Telehealth is just one relatively new application of technology that’s part of a constantly growing repertoire of connected tools. To provide optimal patient care, healthcare ecosystems require constant connectivity to many other bandwidth-intensive applications, such as IoT devices, systems to process patient data via electronic health records (EHR) and picture archiving systems (PACS). With experts predicting the Internet of Medical Things (IoMT) market to be worth $158.1 billion USD by 2022 (Deloitte), we can only expect this trend to grow.
With all these new advancements come new risks. Healthcare systems are comprised of multiple facilities, such as hospitals, labs and urgent care units that all have multi-point connectivity requirements. This requires higher capacity wide area networks (WAN) – often in the form of software-defined wide area networks (SD-WAN). If one of these points loses connectivity for reasons like a cyber-attack, an interoperability issue or a bad SD-WAN router update, the entire network could go offline.
To keep healthcare networks running, organizations need intelligent systems and processes to monitor every piece of equipment, prevent issues, and recover from incidents quickly. This will ensure the secure, always-on availability needed to decrease costs, meet strict regulatory requirements, and improve patient experiences.
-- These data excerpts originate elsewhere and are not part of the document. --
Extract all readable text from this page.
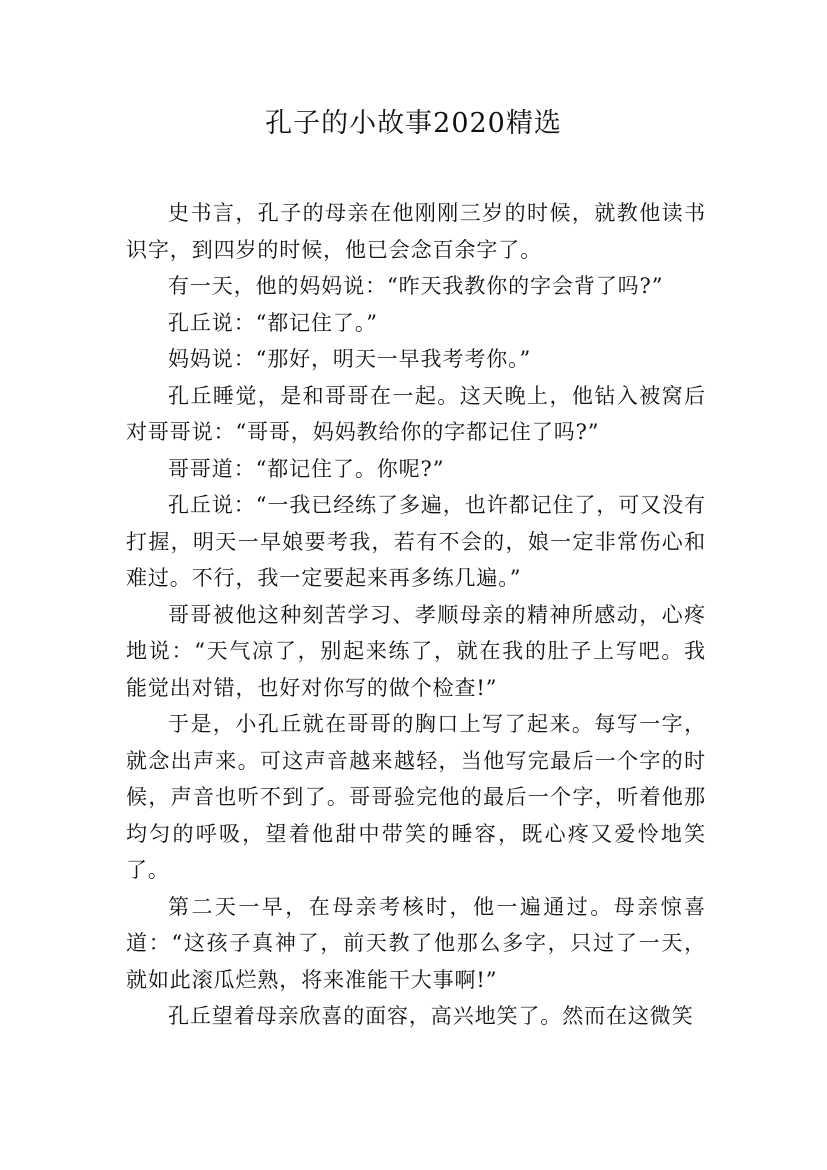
孔子的小故事2020精选

史书言，孔子的母亲在他刚刚三岁的时候，就教他读书识字，到四岁的时候，他已会念百余字了。

有一天，他的妈妈说：“昨天我教你的字会背了吗?”

孔丘说：“都记住了。”

妈妈说：“那好，明天一早我考考你。”

孔丘睡觉，是和哥哥在一起。这天晚上，他钻入被窝后对哥哥说：“哥哥，妈妈教给你的字都记住了吗?”

哥哥道：“都记住了。你呢?”

孔丘说：“一我已经练了多遍，也许都记住了，可又没有打握，明天一早娘要考我，若有不会的，娘一定非常伤心和难过。不行，我一定要起来再多练几遍。”

哥哥被他这种刻苦学习、孝顺母亲的精神所感动，心疼地说：“天气凉了，别起来练了，就在我的肚子上写吧。我能觉出对错，也好对你写的做个检查!”

于是，小孔丘就在哥哥的胸口上写了起来。每写一字，就念出声来。可这声音越来越轻，当他写完最后一个字的时候，声音也听不到了。哥哥验完他的最后一个字，听着他那均匀的呼吸，望着他甜中带笑的睡容，既心疼又爱怜地笑了。

第二天一早，在母亲考核时，他一遍通过。母亲惊喜道：“这孩子真神了，前天教了他那么多字，只过了一天，就如此滚瓜烂熟，将来准能干大事啊!”

孔丘望着母亲欣喜的面容，高兴地笑了。然而在这微笑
Top challenges that can bring your healthcare network down
Three large challenges healthcare organizations face are protecting data, staying online during network consolidations, and unexpected incidents like natural disasters or physical equipment disruptions. These could all bring the primary network offline.
Cyber criminals constantly seek to breach data networks and harvest patient data. In this regard, ransomware attacks, which are primarily transmitted through spam/phishing or other manipulations of unprepared users operating in the primary data plane, cause many healthcare enterprises to shut down computer systems, including their EHR. No topic is off limits to hackers, and even in the past few months, research has revealed phrases like “corona” or “covid” have been featured in spam emails (RiskIQ).
Weather a health system is seeking to modernize its infrastructure or a merger has led to a large transformation, consolidating networks can also be a challenge, requiring the migration of a multitude of apps and hardware components that must stay online at all times and integrate with one another in a cohesive system.
Lastly, unexpected outages from physical events can bring a system offline by disrupting vulnerable points like last mile connections. In this regard, a wide range of network components, such as cable interconnects, switches, power supplies, storage arrays, or chillers could present problems. To support new technologies, network environments are only becoming more complex, which means more software stacks that are frequently updated and susceptible to exploits, bugs and cyberattacks.